A component network meta-analysis by Fujii et al., assessing the effect of vitamin C, thiamine, and glucocorticoids on long-term mortality in septic shock found possible harm with thiamine treatment [17]. This study analyzed trials with multiple treatments and assumed an additive effect in order to estimate the effects of individual treatments. However, this finding is inconsistent with thiamine-only trials in septic shock and does not include data from the TRPSS trial [2, 10, 14,15,16]. Further, the network meta-analysis suffers from the same considerations outlined in the preceding paragraph—namely it does not focus on a thiamine-deficient population, does not exclude patients with pre-existing ESRD, and does not comprehensively describe kidney-specific outcomes.

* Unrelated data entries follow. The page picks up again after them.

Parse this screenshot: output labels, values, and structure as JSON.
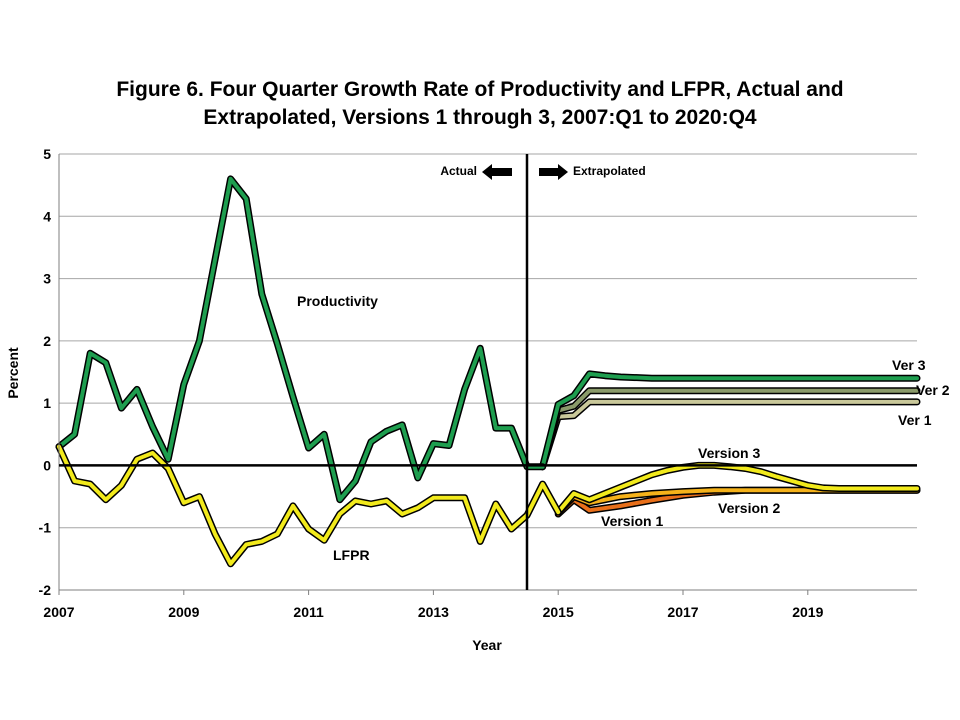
{
  "chart_data": {
    "type": "line",
    "title_line1": "Figure 6. Four Quarter Growth Rate of Productivity and LFPR, Actual and",
    "title_line2": "Extrapolated, Versions 1 through 3, 2007:Q1 to 2020:Q4",
    "xlabel": "Year",
    "ylabel": "Percent",
    "xlim": [
      2007,
      2020.75
    ],
    "ylim": [
      -2,
      5
    ],
    "xticks": [
      2007,
      2009,
      2011,
      2013,
      2015,
      2017,
      2019
    ],
    "yticks": [
      -2,
      -1,
      0,
      1,
      2,
      3,
      4,
      5
    ],
    "grid": true,
    "divider_x": 2014.5,
    "annotations": {
      "actual": "Actual",
      "extrapolated": "Extrapolated",
      "productivity": "Productivity",
      "lfpr": "LFPR",
      "ver3_short": "Ver 3",
      "ver2_short": "Ver 2",
      "ver1_short": "Ver 1",
      "version3": "Version 3",
      "version2": "Version 2",
      "version1": "Version 1"
    },
    "colors": {
      "productivity": "#1e9e4f",
      "lfpr": "#f2ea1c",
      "ver2_prod": "#8a9a6a",
      "ver1_prod": "#c9c89a",
      "ver1_lfpr": "#e86f1a",
      "ver2_lfpr": "#f5b21a",
      "outline": "#000000"
    },
    "series": [
      {
        "key": "productivity",
        "x": [
          2007,
          2007.25,
          2007.5,
          2007.75,
          2008,
          2008.25,
          2008.5,
          2008.75,
          2009,
          2009.25,
          2009.5,
          2009.75,
          2010,
          2010.25,
          2010.5,
          2010.75,
          2011,
          2011.25,
          2011.5,
          2011.75,
          2012,
          2012.25,
          2012.5,
          2012.75,
          2013,
          2013.25,
          2013.5,
          2013.75,
          2014,
          2014.25,
          2014.5,
          2014.75
        ],
        "y": [
          0.3,
          0.5,
          1.8,
          1.65,
          0.92,
          1.22,
          0.62,
          0.1,
          1.3,
          2.0,
          3.3,
          4.6,
          4.28,
          2.75,
          1.95,
          1.1,
          0.28,
          0.5,
          -0.55,
          -0.25,
          0.38,
          0.55,
          0.65,
          -0.2,
          0.35,
          0.32,
          1.22,
          1.88,
          0.6,
          0.6,
          -0.02,
          -0.02
        ]
      },
      {
        "key": "ver3_prod",
        "x": [
          2014.75,
          2015,
          2015.25,
          2015.5,
          2015.75,
          2016,
          2016.5,
          2017,
          2018,
          2019,
          2020,
          2020.75
        ],
        "y": [
          -0.02,
          0.98,
          1.12,
          1.47,
          1.44,
          1.42,
          1.4,
          1.4,
          1.4,
          1.4,
          1.4,
          1.4
        ]
      },
      {
        "key": "ver2_prod",
        "x": [
          2014.75,
          2015,
          2015.25,
          2015.5,
          2016,
          2017,
          2018,
          2019,
          2020,
          2020.75
        ],
        "y": [
          -0.02,
          0.88,
          0.95,
          1.2,
          1.2,
          1.2,
          1.2,
          1.2,
          1.2,
          1.2
        ]
      },
      {
        "key": "ver1_prod",
        "x": [
          2014.75,
          2015,
          2015.25,
          2015.5,
          2016,
          2017,
          2018,
          2019,
          2020,
          2020.75
        ],
        "y": [
          -0.02,
          0.78,
          0.8,
          1.02,
          1.02,
          1.02,
          1.02,
          1.02,
          1.02,
          1.02
        ]
      },
      {
        "key": "lfpr",
        "x": [
          2007,
          2007.25,
          2007.5,
          2007.75,
          2008,
          2008.25,
          2008.5,
          2008.75,
          2009,
          2009.25,
          2009.5,
          2009.75,
          2010,
          2010.25,
          2010.5,
          2010.75,
          2011,
          2011.25,
          2011.5,
          2011.75,
          2012,
          2012.25,
          2012.5,
          2012.75,
          2013,
          2013.25,
          2013.5,
          2013.75,
          2014,
          2014.25,
          2014.5,
          2014.75,
          2015
        ],
        "y": [
          0.3,
          -0.25,
          -0.3,
          -0.55,
          -0.32,
          0.1,
          0.2,
          -0.05,
          -0.6,
          -0.5,
          -1.1,
          -1.58,
          -1.27,
          -1.22,
          -1.1,
          -0.65,
          -1.02,
          -1.2,
          -0.78,
          -0.57,
          -0.62,
          -0.57,
          -0.78,
          -0.68,
          -0.52,
          -0.52,
          -0.52,
          -1.22,
          -0.62,
          -1.02,
          -0.8,
          -0.3,
          -0.75
        ]
      },
      {
        "key": "ver3_lfpr",
        "x": [
          2015,
          2015.25,
          2015.5,
          2015.75,
          2016,
          2016.25,
          2016.5,
          2016.75,
          2017,
          2017.25,
          2017.5,
          2017.75,
          2018,
          2018.25,
          2018.5,
          2018.75,
          2019,
          2019.25,
          2019.5,
          2019.75,
          2020,
          2020.25,
          2020.5,
          2020.75
        ],
        "y": [
          -0.75,
          -0.45,
          -0.55,
          -0.45,
          -0.35,
          -0.25,
          -0.15,
          -0.08,
          -0.03,
          0.0,
          0.0,
          -0.02,
          -0.05,
          -0.1,
          -0.18,
          -0.25,
          -0.32,
          -0.36,
          -0.37,
          -0.37,
          -0.37,
          -0.37,
          -0.37,
          -0.37
        ]
      },
      {
        "key": "ver2_lfpr",
        "x": [
          2015,
          2015.25,
          2015.5,
          2015.75,
          2016,
          2016.5,
          2017,
          2017.5,
          2018,
          2018.5,
          2019,
          2020,
          2020.75
        ],
        "y": [
          -0.75,
          -0.5,
          -0.6,
          -0.55,
          -0.5,
          -0.45,
          -0.42,
          -0.4,
          -0.4,
          -0.4,
          -0.4,
          -0.4,
          -0.4
        ]
      },
      {
        "key": "ver1_lfpr",
        "x": [
          2015,
          2015.25,
          2015.5,
          2016,
          2016.5,
          2017,
          2017.5,
          2018,
          2018.5,
          2019,
          2020,
          2020.75
        ],
        "y": [
          -0.78,
          -0.55,
          -0.72,
          -0.65,
          -0.56,
          -0.48,
          -0.43,
          -0.4,
          -0.4,
          -0.4,
          -0.4,
          -0.4
        ]
      }
    ]
  }
}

This study has several limitations. First, the analysis was post hoc and excluded some patients with baseline ESRD from the TSS trial. Second, plasma thiamine levels were measured for the analyzed trials in this study. Given the heterogeneity of treatment effect seen by thiamine level, it is clear that this approach provides clinically relevant data regarding thiamine deficiency status. Other approaches to thiamine measurement have been previously described, most notably the measurement of thiamine diphosphate from whole blood, and should be further explored in future studies. In addition, rapid assessment of thiamine level is currently not feasible. An important future work includes investigating the feasibility of predicting thiamine deficiency using other clinically available data as a predictive enrichment strategy for future clinical trials of thiamine in septic shock.

Conclusion

In this post hoc analysis of two RCTs, intravenous thiamine administration was associated with a greater proportion of patients who were alive and RRT-free compared to placebo. The signal for benefit was stronger in the group of patients who had low thiamine levels.